I loved Up in the Air. My mother and my girlfriend both thought it was good, but it was really depressing, which tainted the film for them. To me, the depressing part is just part and parcel to the film and a wedge of the pie that is its greatness.

I liked Fantastic Mr. Fox, but it is a difficult film to like. The stop motion models aren't exactly pleasing to the eye, the story is odd, and of course you have the Wes Anderson quirkiness worked into it. It's not a film I can recommend for everyone.

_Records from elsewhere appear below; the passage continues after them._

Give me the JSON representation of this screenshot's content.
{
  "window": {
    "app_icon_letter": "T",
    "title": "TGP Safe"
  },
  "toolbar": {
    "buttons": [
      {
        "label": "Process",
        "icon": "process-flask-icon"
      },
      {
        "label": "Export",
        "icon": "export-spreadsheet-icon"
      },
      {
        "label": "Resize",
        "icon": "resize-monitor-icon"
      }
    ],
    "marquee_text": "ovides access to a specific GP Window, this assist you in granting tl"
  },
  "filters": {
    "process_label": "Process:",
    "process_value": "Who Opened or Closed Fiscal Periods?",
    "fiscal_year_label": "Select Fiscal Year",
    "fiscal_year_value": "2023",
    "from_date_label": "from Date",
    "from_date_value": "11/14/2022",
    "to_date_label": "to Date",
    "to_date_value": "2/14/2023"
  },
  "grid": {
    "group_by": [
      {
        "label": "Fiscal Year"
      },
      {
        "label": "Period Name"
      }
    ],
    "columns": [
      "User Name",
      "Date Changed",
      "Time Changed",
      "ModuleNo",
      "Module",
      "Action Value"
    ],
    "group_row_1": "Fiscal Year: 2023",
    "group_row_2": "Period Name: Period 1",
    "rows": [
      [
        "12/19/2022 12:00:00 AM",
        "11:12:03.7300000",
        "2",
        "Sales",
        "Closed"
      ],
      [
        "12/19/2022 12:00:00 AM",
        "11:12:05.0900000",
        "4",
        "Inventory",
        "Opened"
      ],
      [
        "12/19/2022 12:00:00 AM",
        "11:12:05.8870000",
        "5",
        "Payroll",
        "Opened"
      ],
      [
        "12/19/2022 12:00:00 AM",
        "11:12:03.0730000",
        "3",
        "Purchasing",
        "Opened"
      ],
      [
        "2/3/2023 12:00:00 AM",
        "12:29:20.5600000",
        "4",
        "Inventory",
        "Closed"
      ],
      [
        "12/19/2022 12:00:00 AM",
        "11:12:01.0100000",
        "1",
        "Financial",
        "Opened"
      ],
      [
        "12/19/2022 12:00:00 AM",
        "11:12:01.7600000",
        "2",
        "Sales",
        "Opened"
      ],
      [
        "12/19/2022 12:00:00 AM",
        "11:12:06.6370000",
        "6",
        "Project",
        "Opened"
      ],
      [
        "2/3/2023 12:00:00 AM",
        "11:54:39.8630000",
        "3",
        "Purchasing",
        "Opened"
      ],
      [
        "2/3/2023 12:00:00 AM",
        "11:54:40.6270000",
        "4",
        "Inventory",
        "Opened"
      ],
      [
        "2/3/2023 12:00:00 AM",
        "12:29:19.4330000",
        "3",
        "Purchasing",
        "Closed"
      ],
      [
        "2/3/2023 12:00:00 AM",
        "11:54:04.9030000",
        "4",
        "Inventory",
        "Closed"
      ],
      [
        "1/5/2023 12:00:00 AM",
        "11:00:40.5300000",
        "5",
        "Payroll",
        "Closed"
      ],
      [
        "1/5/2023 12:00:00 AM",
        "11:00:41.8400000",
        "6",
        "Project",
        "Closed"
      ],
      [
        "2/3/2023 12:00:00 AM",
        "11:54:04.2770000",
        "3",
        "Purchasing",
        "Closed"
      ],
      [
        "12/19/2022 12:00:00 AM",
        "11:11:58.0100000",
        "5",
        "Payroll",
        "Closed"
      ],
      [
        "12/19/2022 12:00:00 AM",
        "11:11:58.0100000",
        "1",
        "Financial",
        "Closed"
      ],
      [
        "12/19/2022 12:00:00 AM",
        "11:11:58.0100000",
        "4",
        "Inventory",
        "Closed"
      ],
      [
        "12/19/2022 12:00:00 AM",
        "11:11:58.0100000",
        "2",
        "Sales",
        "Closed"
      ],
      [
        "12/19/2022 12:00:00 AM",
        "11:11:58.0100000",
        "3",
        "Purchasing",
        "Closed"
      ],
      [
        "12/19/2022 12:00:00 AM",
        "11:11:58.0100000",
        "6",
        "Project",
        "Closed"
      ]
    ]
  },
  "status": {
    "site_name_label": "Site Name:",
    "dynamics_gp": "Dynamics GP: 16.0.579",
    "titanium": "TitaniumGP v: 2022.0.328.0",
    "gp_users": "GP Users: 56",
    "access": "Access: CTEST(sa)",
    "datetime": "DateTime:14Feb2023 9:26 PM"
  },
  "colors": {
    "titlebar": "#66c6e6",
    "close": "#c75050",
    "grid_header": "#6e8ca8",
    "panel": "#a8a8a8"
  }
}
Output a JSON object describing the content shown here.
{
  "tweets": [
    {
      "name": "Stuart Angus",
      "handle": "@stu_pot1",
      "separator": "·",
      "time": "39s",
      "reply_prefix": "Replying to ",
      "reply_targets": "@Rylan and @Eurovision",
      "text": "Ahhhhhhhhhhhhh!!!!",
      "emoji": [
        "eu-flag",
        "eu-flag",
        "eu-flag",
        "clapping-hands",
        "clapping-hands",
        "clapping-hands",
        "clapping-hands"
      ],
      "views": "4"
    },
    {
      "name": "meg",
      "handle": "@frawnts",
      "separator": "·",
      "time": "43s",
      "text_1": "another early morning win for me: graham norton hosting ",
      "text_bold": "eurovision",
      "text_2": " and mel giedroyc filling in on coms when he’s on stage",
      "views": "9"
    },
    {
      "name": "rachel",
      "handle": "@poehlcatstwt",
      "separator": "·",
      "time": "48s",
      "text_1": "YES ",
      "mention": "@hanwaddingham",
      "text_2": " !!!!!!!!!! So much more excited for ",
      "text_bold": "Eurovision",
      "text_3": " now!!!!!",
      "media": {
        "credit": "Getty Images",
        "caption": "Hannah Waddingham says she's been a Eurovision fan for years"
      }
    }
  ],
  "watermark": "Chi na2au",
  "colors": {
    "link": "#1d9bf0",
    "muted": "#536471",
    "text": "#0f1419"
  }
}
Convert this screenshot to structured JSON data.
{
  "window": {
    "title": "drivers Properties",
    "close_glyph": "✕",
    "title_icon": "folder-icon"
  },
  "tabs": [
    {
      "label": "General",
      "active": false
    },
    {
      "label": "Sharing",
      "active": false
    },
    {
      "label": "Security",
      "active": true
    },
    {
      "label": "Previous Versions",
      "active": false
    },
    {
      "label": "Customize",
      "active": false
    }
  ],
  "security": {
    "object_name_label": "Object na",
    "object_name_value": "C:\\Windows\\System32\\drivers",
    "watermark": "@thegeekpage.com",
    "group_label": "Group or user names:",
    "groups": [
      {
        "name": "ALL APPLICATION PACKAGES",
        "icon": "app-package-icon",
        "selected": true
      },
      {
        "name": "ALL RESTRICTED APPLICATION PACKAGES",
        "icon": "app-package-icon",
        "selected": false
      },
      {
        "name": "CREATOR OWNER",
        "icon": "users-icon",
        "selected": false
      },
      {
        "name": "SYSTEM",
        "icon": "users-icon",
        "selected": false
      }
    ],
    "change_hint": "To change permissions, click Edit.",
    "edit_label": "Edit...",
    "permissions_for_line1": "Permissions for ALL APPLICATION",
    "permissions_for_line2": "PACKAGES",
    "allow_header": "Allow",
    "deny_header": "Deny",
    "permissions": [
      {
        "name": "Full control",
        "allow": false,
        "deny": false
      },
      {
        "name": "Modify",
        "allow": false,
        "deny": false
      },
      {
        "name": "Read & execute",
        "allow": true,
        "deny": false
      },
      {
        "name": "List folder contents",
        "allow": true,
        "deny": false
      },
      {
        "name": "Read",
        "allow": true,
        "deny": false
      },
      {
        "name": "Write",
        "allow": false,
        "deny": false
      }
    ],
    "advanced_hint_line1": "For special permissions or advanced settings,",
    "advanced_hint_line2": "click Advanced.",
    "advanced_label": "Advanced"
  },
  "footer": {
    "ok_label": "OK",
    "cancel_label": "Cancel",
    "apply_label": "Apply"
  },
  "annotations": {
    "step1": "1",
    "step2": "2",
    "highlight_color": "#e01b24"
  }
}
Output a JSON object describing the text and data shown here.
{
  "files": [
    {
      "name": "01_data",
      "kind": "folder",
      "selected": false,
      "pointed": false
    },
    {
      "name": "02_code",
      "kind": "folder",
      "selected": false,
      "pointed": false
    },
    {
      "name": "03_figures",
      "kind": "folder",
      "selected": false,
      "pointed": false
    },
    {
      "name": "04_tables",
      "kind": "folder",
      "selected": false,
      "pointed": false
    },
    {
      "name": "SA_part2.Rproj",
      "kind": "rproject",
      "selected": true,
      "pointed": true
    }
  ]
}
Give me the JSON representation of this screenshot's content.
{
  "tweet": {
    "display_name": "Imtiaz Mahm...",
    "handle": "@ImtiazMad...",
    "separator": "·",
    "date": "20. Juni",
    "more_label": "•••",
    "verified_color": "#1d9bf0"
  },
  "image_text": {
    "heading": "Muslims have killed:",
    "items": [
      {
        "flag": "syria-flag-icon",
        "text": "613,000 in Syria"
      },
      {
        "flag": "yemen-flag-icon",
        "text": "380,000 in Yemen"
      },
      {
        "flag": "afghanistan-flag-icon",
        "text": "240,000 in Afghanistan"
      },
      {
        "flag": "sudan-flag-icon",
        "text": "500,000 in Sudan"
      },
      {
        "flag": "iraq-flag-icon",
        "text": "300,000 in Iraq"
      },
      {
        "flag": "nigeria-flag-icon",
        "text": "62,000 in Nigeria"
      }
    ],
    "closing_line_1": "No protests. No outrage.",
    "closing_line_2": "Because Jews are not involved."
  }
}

The Informant was...odd. It was good, but the pacing was off, and it had that "I'm a 400 page book compressed into a film" feel. I like Soderbergh, especially when he gets to do his pet projects, which this one of them. But it's the kind of film where you come out of the theater scratching your head going "what...what just happened there?"

Unknown said...

I was kind of hoping Up In The Air would be at least somewhat depressing given the premise. I'm pleased that's the case.

That's pretty much exactly what I got from the trailers for Fox.

Also love Soderbergh except The Girlfriend Experience which I just couldn't get into at all. I'm hoping this will make up for that.

Tim said...

I totally agree about Avatar. The effects were jaw dropping, and the movie deserves every technical award it can get.

But acting? Story? Just run of the mill action fare, a lot of it leaning more towards the bad side of the spectrum.

Anonymous said...

Just noticed your comment on my '09 movies post... Moon was my instant favourite for the year when I saw it, and held the spot until I caught A Serious Man.

In The Loop came and went from my theatres in a dash, I'm hoping to see it soon. And The Hurt Locker isn't out here for another few weeks...

District 9 was definitely a nice surprise for me, but a handful of action and romance clichés (especially in the last third) kept it just out of my Top 10.

While I am glad to see your rant about Avatar, I am mortified by your inclusion of The Hangover. My 1.5 star review:

I can't believe this movie has received so much critical and commercial praise. I guessed where the missing groom was about 10 minutes into the search by the leads, which dragged more and more with each character that they had to explain their predicament to.

"Oh man, you guys are crazy! What a night, huh? Oh wow, you don't remember? Well let me TELL you about all the hilarious shit that happened because it's not like this is a movie and we can show it!"

Bradley Cooper held it together for me, but Ed Helms has made me laugh too often in The Office compared to this, and Zach Galifianakis really wasn't the scene stealer that word-of-mouth made him out to be. The funniest part of the whole movie was the photos from their night that they flipped through during the end credits.

Unknown said...

Here's the thing with The Hangover (and all comedies), it made me laugh. That's really all I want from them and it hardly ever happens. Sometimes they amuse a bit and sometimes they make you snicker once or twice but they rarely make me laugh. Hangover, while full of cliches from characters to situations, made me laugh. That made it a win for me.

Definitely check out In The Loop and absolutely watch The Hurt Locker and then change your opinion about which was the best movie of last year. Because it was The Hurt Locker in case that was still unclear.

Anonymous said...

Well YOU should hurry up and see A Serious Man and Fantastic Mr. Fox. Deal? Deal!

Unknown said...

Deal. They're both already on my Netflix list so it's just a matter of time.